According to genetic data, it seems that the brain evolved from molecules derived from endogenous viruses that have lost their initial function, and were instead co-opted to create genetic diversity and aid genome expansion – a process known as exaptation. Considering these origins, the nervous and immune systems hold functional similarities. One of them refers to the process of generating novel neurons and synapses, which are maintained consequently to exposure to information during a sensitive or critical period, similarly to the process underlying T and B lymphocytes in the adaptive immune system. It seems that the nervous system, akin to the immune system, underlies a selection in terms of identity and neuronal connectivity occurring both throughout development and during processes associated learning and with brain regeneration.

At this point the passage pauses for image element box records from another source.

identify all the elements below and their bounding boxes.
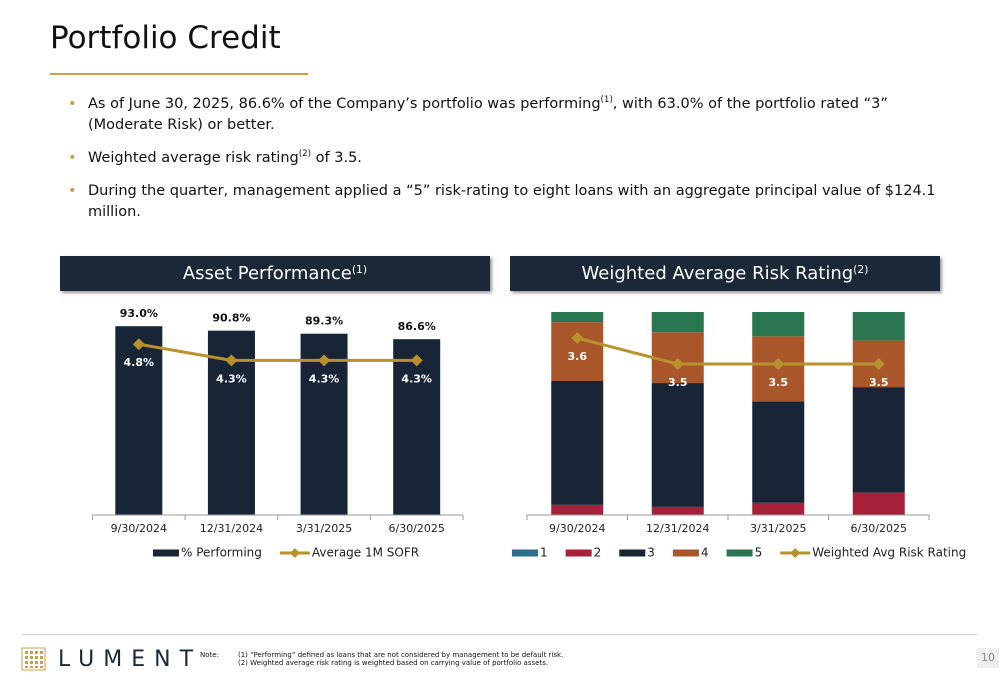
legend-swatch — [512, 549, 538, 557]
x-tick-label: 3/31/2025 — [750, 522, 806, 535]
legend-label: 1 — [540, 546, 548, 560]
note: (1) “Performing” defined as loans that a… — [238, 651, 564, 659]
note-label: Note: — [200, 651, 219, 659]
x-tick-label: 12/31/2024 — [646, 522, 709, 535]
bar — [651, 332, 704, 384]
line-marker — [772, 358, 785, 371]
line-label: 3.5 — [668, 376, 688, 389]
chart-title: Asset Performance — [182, 263, 352, 284]
title-rule — [50, 73, 308, 75]
bar — [752, 401, 805, 503]
bar — [551, 322, 604, 382]
notes: (1) “Performing” defined as loans that a… — [238, 651, 563, 667]
bar — [651, 312, 704, 333]
bullet: Weighted average risk rating(2) of 3.5. — [68, 148, 948, 169]
x-tick-label: 6/30/2025 — [851, 522, 907, 535]
bullet-text: , with 63.0% of the portfolio rated “3” … — [88, 96, 888, 133]
note: (2) Weighted average risk rating is weig… — [238, 659, 549, 667]
page-number: 10 — [977, 648, 999, 668]
legend-label: 2 — [594, 546, 602, 560]
line — [138, 342, 417, 362]
bar — [651, 506, 704, 515]
bullet-list: As of June 30, 2025, 86.6% of the Compan… — [68, 94, 948, 235]
legend-label: Average 1M SOFR — [312, 546, 419, 560]
legend-label: % Performing — [181, 546, 262, 560]
bar — [752, 312, 805, 337]
legend-label: 3 — [647, 546, 655, 560]
bar — [393, 339, 441, 515]
bar-label: 93.0% — [120, 307, 158, 320]
footer-rule — [22, 634, 977, 635]
chart-title-sup: (2) — [853, 263, 869, 276]
x-tick-label: 9/30/2024 — [549, 522, 605, 535]
legend-label: Weighted Avg Risk Rating — [812, 546, 966, 560]
logo-icon — [21, 647, 46, 671]
logo: LUMENT — [58, 647, 203, 672]
bar — [551, 381, 604, 505]
bar — [752, 502, 805, 515]
chart-title: Weighted Average Risk Rating — [581, 263, 854, 284]
line-marker — [410, 354, 423, 367]
chart-header: Weighted Average Risk Rating(2) — [510, 256, 940, 291]
legend-swatch — [672, 549, 699, 557]
line-label: 4.8% — [124, 356, 155, 369]
bar-label: 89.3% — [305, 315, 343, 328]
bar — [551, 312, 604, 323]
bullet-text: Weighted average risk rating — [88, 150, 299, 166]
line-label: 3.6 — [568, 350, 588, 363]
line-marker — [132, 338, 145, 351]
line-marker — [671, 358, 684, 371]
legend-swatch — [726, 549, 753, 557]
bar — [551, 504, 604, 515]
line-marker — [318, 354, 331, 367]
bullet-text: As of June 30, 2025, 86.6% of the Compan… — [88, 96, 601, 112]
line — [576, 336, 879, 366]
bar — [852, 492, 905, 515]
title: Portfolio Credit — [50, 20, 281, 56]
line-label: 3.5 — [869, 376, 889, 389]
x-tick-label: 9/30/2024 — [111, 522, 167, 535]
bullet: During the quarter, management applied a… — [68, 181, 948, 223]
legend-swatch — [619, 549, 646, 557]
line-marker — [872, 358, 885, 371]
line-label: 4.3% — [309, 372, 340, 385]
x-tick-label: 6/30/2025 — [388, 522, 444, 535]
line-label: 3.5 — [769, 376, 789, 389]
line-label: 4.3% — [216, 372, 247, 385]
line-marker — [571, 332, 584, 345]
bullet-text: of 3.5. — [311, 150, 362, 166]
legend-label: 5 — [755, 546, 763, 560]
legend-marker — [289, 548, 300, 558]
x-tick-label: 3/31/2025 — [296, 522, 352, 535]
bullet: As of June 30, 2025, 86.6% of the Compan… — [68, 94, 948, 136]
bar — [852, 387, 905, 493]
bar — [852, 312, 905, 341]
legend-swatch — [153, 549, 179, 557]
legend-swatch — [565, 549, 592, 557]
bar-label: 86.6% — [398, 320, 436, 333]
x-tick-label: 12/31/2024 — [200, 522, 263, 535]
footnote-ref: (1) — [600, 95, 613, 105]
chart-title-sup: (1) — [351, 263, 368, 276]
bullet-text: During the quarter, management applied a… — [88, 183, 936, 220]
line-marker — [225, 354, 238, 367]
legend-label: 4 — [701, 546, 709, 560]
line-label: 4.3% — [401, 372, 432, 385]
bar — [115, 326, 163, 515]
bar-label: 90.8% — [212, 312, 250, 325]
legend-marker — [790, 548, 801, 558]
bar — [651, 383, 704, 507]
chart-header: Asset Performance(1) — [60, 256, 490, 291]
footnote-ref: (2) — [298, 149, 312, 159]
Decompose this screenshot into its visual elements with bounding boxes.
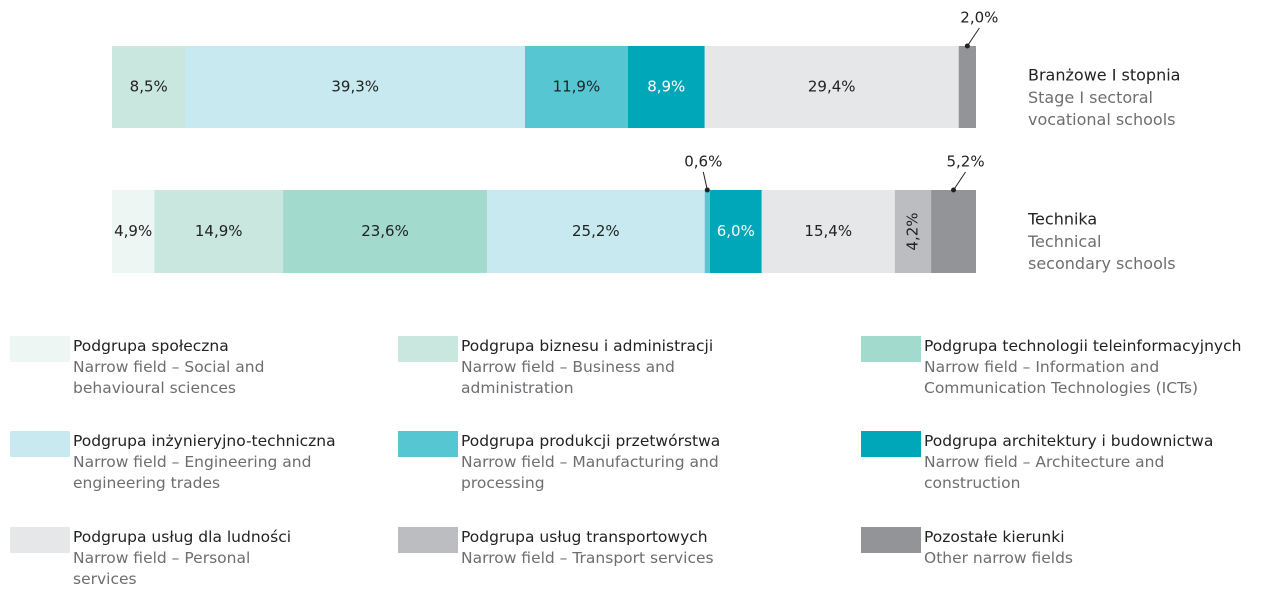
chart: 8,5% 39,3% 11,9% 8,9% 29,4% 2,0% Branżowe I st… [112,9,1180,273]
legend-label-en: Other narrow fields [924,549,1073,567]
legend-label: Podgrupa technologii teleinformacyjnych [924,337,1242,355]
legend-label-en: Narrow field – Personal services [73,549,251,588]
data-label: 11,9% [553,78,601,96]
legend-swatch [398,336,458,362]
data-label: 14,9% [195,222,243,240]
bar-segment [709,190,762,273]
data-label: 2,0% [960,9,998,27]
data-label: 5,2% [946,153,984,171]
legend-label-en: Narrow field – Manufacturing and process… [461,453,719,492]
callout-line [953,171,966,191]
legend-label-en: Narrow field – Social and behavioural sc… [73,358,265,397]
category-label-en: Stage I sectoral vocational schools [1028,88,1175,129]
legend-swatch [398,527,458,553]
bar-segment [894,190,932,273]
text-line: Technical [1027,232,1101,251]
bar-segment [154,190,284,273]
bar-segment [931,190,976,273]
callout-line [702,171,708,191]
data-label: 8,5% [130,78,168,96]
data-label: 0,6% [684,153,722,171]
bar-segment [958,46,976,128]
legend-label: Podgrupa inżynieryjno-techniczna [73,432,336,450]
bar-segment [112,46,186,128]
legend-label: Podgrupa społeczna [73,337,229,355]
bar-segment [704,46,959,128]
legend-label-en: Narrow field – Information and Communica… [924,358,1199,397]
data-label: 8,9% [647,78,685,96]
bar-segment [486,190,705,273]
text-line: secondary schools [1028,254,1176,273]
category-label: Technika [1027,210,1097,229]
callout-dot [704,187,710,193]
category-label-en: Technical secondary schools [1027,232,1176,273]
legend-swatch [398,431,458,457]
bar-segment [627,46,705,128]
legend-swatch [861,336,921,362]
legend-swatch [10,527,70,553]
legend-label: Podgrupa produkcji przetwórstwa [461,432,721,450]
data-label: 4,9% [114,222,152,240]
legend-label: Podgrupa usług dla ludności [73,528,292,546]
data-label: 29,4% [808,78,856,96]
legend-swatch [10,431,70,457]
bar-segment [112,190,155,273]
legend-label: Podgrupa architektury i budownictwa [924,432,1214,450]
data-label: 4,2% [903,212,921,250]
page: 8,5% 39,3% 11,9% 8,9% 29,4% 2,0% Branżowe I st… [10,8,1242,588]
data-label: 23,6% [361,222,409,240]
legend-label: Podgrupa usług transportowych [461,528,708,546]
legend-label: Pozostałe kierunki [924,528,1065,546]
bar-segment [704,190,710,273]
text-line: vocational schools [1028,110,1175,129]
callout-line [966,27,980,47]
legend-swatch [10,336,70,362]
bar-segment [761,190,895,273]
category-label: Branżowe I stopnia [1028,66,1180,85]
legend-label: Podgrupa biznesu i administracji [461,337,714,355]
bar-segment [283,190,487,273]
legend-label-en: Narrow field – Transport services [461,549,714,567]
data-label: 15,4% [804,222,852,240]
callout-dot [951,187,957,193]
legend-swatch [861,527,921,553]
bar-segment [524,46,628,128]
callout-dot [964,43,970,49]
legend-label-en: Narrow field – Architecture and construc… [924,453,1165,492]
data-label: 6,0% [717,222,755,240]
legend-swatch [861,431,921,457]
data-label: 25,2% [572,222,620,240]
legend-label-en: Narrow field – Engineering and engineeri… [73,453,312,492]
text-line: Stage I sectoral [1028,88,1153,107]
bar-segment [185,46,525,128]
legend-label-en: Narrow field – Business and administrati… [461,358,675,397]
data-label: 39,3% [331,78,379,96]
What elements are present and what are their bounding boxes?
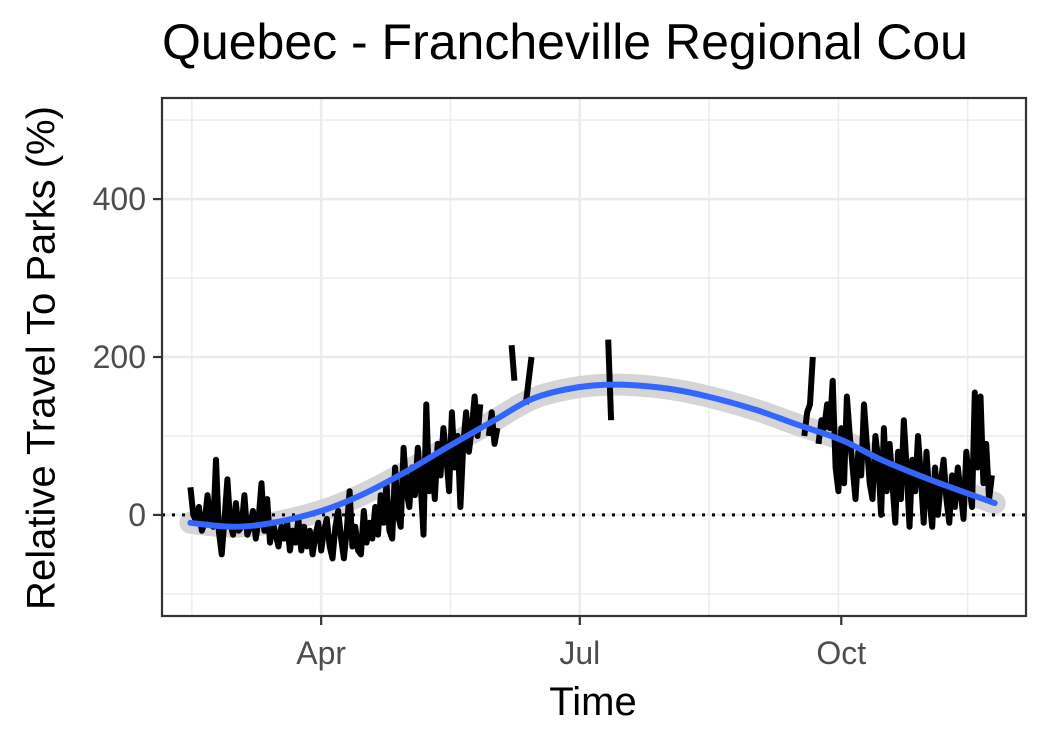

Therefore, it can be assumed that the nervous system, similarly to the immune system, evolves in situ as a consequence of experience. Once they are “marked” with a certain category of information, cells in these systems undergo epigenetic modifications by virtue of which they become dependent upon that information. Subsequently, they will attempt to update and defend that information every time they get the chance, thus preventing its “dislocation” by other pieces of information (or cognitive immunity). This mechanism is similar to the one responsible with creating addiction modules, which were initially genetic. In more advanced organisms, they subsequently added the epigenetic dimension, thus determining what we call, learning. Life experiences are reflected in the brain in the form of the “Self”, similarly to the immune Self, while the nervous system defends this construction in the same way the immune system defends the organism against antigens.